Avant la rébellion de Prigojine, ces insurrections qui ont failli conduire à la chute du Kremlin

Trois décennies avant qu’Evguéni Prigojine ne décide de marcher sur Moscou avec ses hommes de la milice Wagner, plusieurs soulèvements militaires ont failli voir le pouvoir russe se faire renverser.

RUSSIE - Une longue colonne de véhicules militaires qui avançait vers Moscou sans rencontrer de grande résistance, et soudain, une volte-face. Samedi 24 juin au soir, après avoir fait trembler Vladimir Poutine et le régime en place à Moscou pendant 24 heures, Evguéni Prigojine a fini par renoncer à son ambition de renverser le pouvoir militaire, dans un retournement de situation qui doit encore être éclairci.

Mais cette rébellion du groupe paramilitaire Wagner est loin d’être une première depuis la fin de l’URSS. Au Kremlin, les prédécesseurs de Vladimir Poutine ont en effet déjà été confrontés, après la chute du mur de Berlin, à un putsch manqué et une insurrection.
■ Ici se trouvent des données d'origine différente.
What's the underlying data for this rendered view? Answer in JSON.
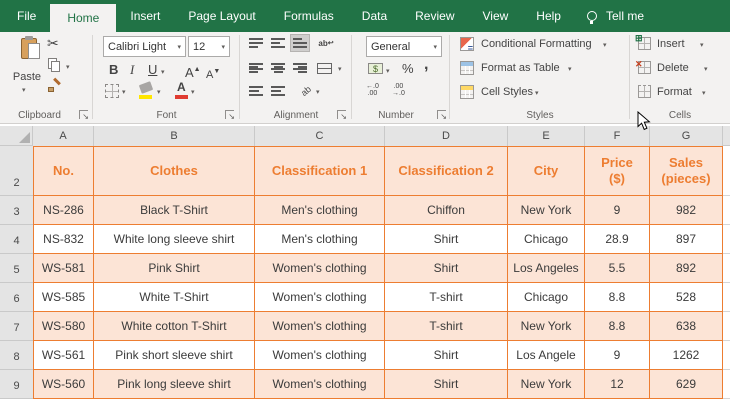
{
  "titlebar": {
    "tabs": [
      {
        "label": "File",
        "active": false
      },
      {
        "label": "Home",
        "active": true
      },
      {
        "label": "Insert",
        "active": false
      },
      {
        "label": "Page Layout",
        "active": false
      },
      {
        "label": "Formulas",
        "active": false
      },
      {
        "label": "Data",
        "active": false
      },
      {
        "label": "Review",
        "active": false
      },
      {
        "label": "View",
        "active": false
      },
      {
        "label": "Help",
        "active": false
      }
    ],
    "tell_me": "Tell me"
  },
  "ribbon": {
    "clipboard": {
      "label": "Clipboard",
      "paste": "Paste"
    },
    "font": {
      "label": "Font",
      "name": "Calibri Light",
      "size": "12",
      "bold": "B",
      "italic": "I",
      "underline": "U",
      "grow": "A",
      "shrink": "A"
    },
    "alignment": {
      "label": "Alignment",
      "wrap": "ab"
    },
    "number": {
      "label": "Number",
      "format": "General",
      "percent": "%",
      "comma": ",",
      "inc_decimal": "←.0\n.00",
      "dec_decimal": ".00\n→.0"
    },
    "styles": {
      "label": "Styles",
      "items": [
        "Conditional Formatting",
        "Format as Table",
        "Cell Styles"
      ]
    },
    "cells": {
      "label": "Cells",
      "items": [
        "Insert",
        "Delete",
        "Format"
      ]
    }
  },
  "sheet": {
    "column_letters": [
      "A",
      "B",
      "C",
      "D",
      "E",
      "F",
      "G"
    ],
    "header_row": {
      "number": "2",
      "cells": [
        "No.",
        "Clothes",
        "Classification 1",
        "Classification 2",
        "City",
        "Price ($)",
        "Sales (pieces)"
      ]
    },
    "rows": [
      {
        "number": "3",
        "cells": [
          "NS-286",
          "Black T-Shirt",
          "Men's clothing",
          "Chiffon",
          "New York",
          "9",
          "982"
        ]
      },
      {
        "number": "4",
        "cells": [
          "NS-832",
          "White long sleeve shirt",
          "Men's clothing",
          "Shirt",
          "Chicago",
          "28.9",
          "897"
        ]
      },
      {
        "number": "5",
        "cells": [
          "WS-581",
          "Pink Shirt",
          "Women's clothing",
          "Shirt",
          "Los Angeles",
          "5.5",
          "892"
        ]
      },
      {
        "number": "6",
        "cells": [
          "WS-585",
          "White T-Shirt",
          "Women's clothing",
          "T-shirt",
          "Chicago",
          "8.8",
          "528"
        ]
      },
      {
        "number": "7",
        "cells": [
          "WS-580",
          "White cotton T-Shirt",
          "Women's clothing",
          "T-shirt",
          "New York",
          "8.8",
          "638"
        ]
      },
      {
        "number": "8",
        "cells": [
          "WS-561",
          "Pink short sleeve shirt",
          "Women's clothing",
          "Shirt",
          "Los Angele",
          "9",
          "1262"
        ]
      },
      {
        "number": "9",
        "cells": [
          "WS-560",
          "Pink long sleeve shirt",
          "Women's clothing",
          "Shirt",
          "New York",
          "12",
          "629"
        ]
      }
    ],
    "colors": {
      "accent": "#ED7D31",
      "fill": "#FCE4D6"
    }
  }
}
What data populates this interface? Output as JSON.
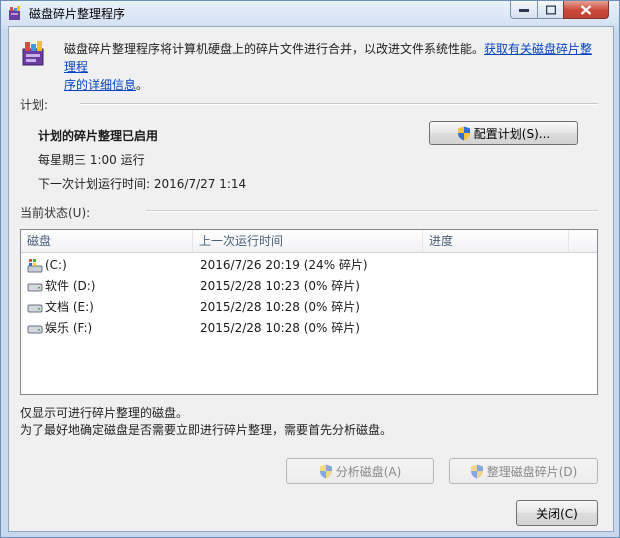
{
  "window": {
    "title": "磁盘碎片整理程序"
  },
  "header": {
    "description": "磁盘碎片整理程序将计算机硬盘上的碎片文件进行合并，以改进文件系统性能。",
    "link_part1": "获取有关磁盘碎片整理程",
    "link_part2": "序的详细信息",
    "link_suffix": "。"
  },
  "schedule": {
    "label": "计划:",
    "status": "计划的碎片整理已启用",
    "frequency": "每星期三  1:00 运行",
    "next_run": "下一次计划运行时间: 2016/7/27 1:14",
    "configure_button": "配置计划(S)..."
  },
  "current_status": {
    "label": "当前状态(U):",
    "columns": [
      "磁盘",
      "上一次运行时间",
      "进度"
    ],
    "rows": [
      {
        "disk": "(C:)",
        "last_run": "2016/7/26 20:19 (24% 碎片)",
        "progress": "",
        "icon": "system-drive-icon"
      },
      {
        "disk": "软件 (D:)",
        "last_run": "2015/2/28 10:23 (0% 碎片)",
        "progress": "",
        "icon": "hard-drive-icon"
      },
      {
        "disk": "文档 (E:)",
        "last_run": "2015/2/28 10:28 (0% 碎片)",
        "progress": "",
        "icon": "hard-drive-icon"
      },
      {
        "disk": "娱乐 (F:)",
        "last_run": "2015/2/28 10:28 (0% 碎片)",
        "progress": "",
        "icon": "hard-drive-icon"
      }
    ]
  },
  "notes": {
    "line1": "仅显示可进行碎片整理的磁盘。",
    "line2": "为了最好地确定磁盘是否需要立即进行碎片整理，需要首先分析磁盘。"
  },
  "actions": {
    "analyze_button": "分析磁盘(A)",
    "defrag_button": "整理磁盘碎片(D)",
    "close_button": "关闭(C)"
  },
  "colors": {
    "link": "#0645c2",
    "close_caption": "#c9483a"
  }
}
Retour sur ces crises qui auraient pu changer la destinée de la Russie.

  • Le putsch manqué de 1991

Du 19 au 21 août 1991, un groupe de nostalgiques de l’ordre communiste tente de s’emparer du pouvoir pour empêcher la signature du futur « Traité de la Fédération » qui accordera une large autonomie aux 15 républiques membres de l’URSS.

Le président soviétique Mikhail Gorbatchev, en vacances, est alors retenu prisonnier dans sa datcha en Crimée.

Durant ces trois jours de tensions, des dizaines de milliers de personnes manifestent, notamment à Moscou et à Saint-Pétersbourg. Dans la capitale, ils se rassemblent pour défendre la « Maison Blanche », le parlement russe, symbole de la résistance au putsch. L’image du président de la Fédération de Russie Boris Eltsine haranguant les foules debout sur la tourelle d’un char fait le tour du monde.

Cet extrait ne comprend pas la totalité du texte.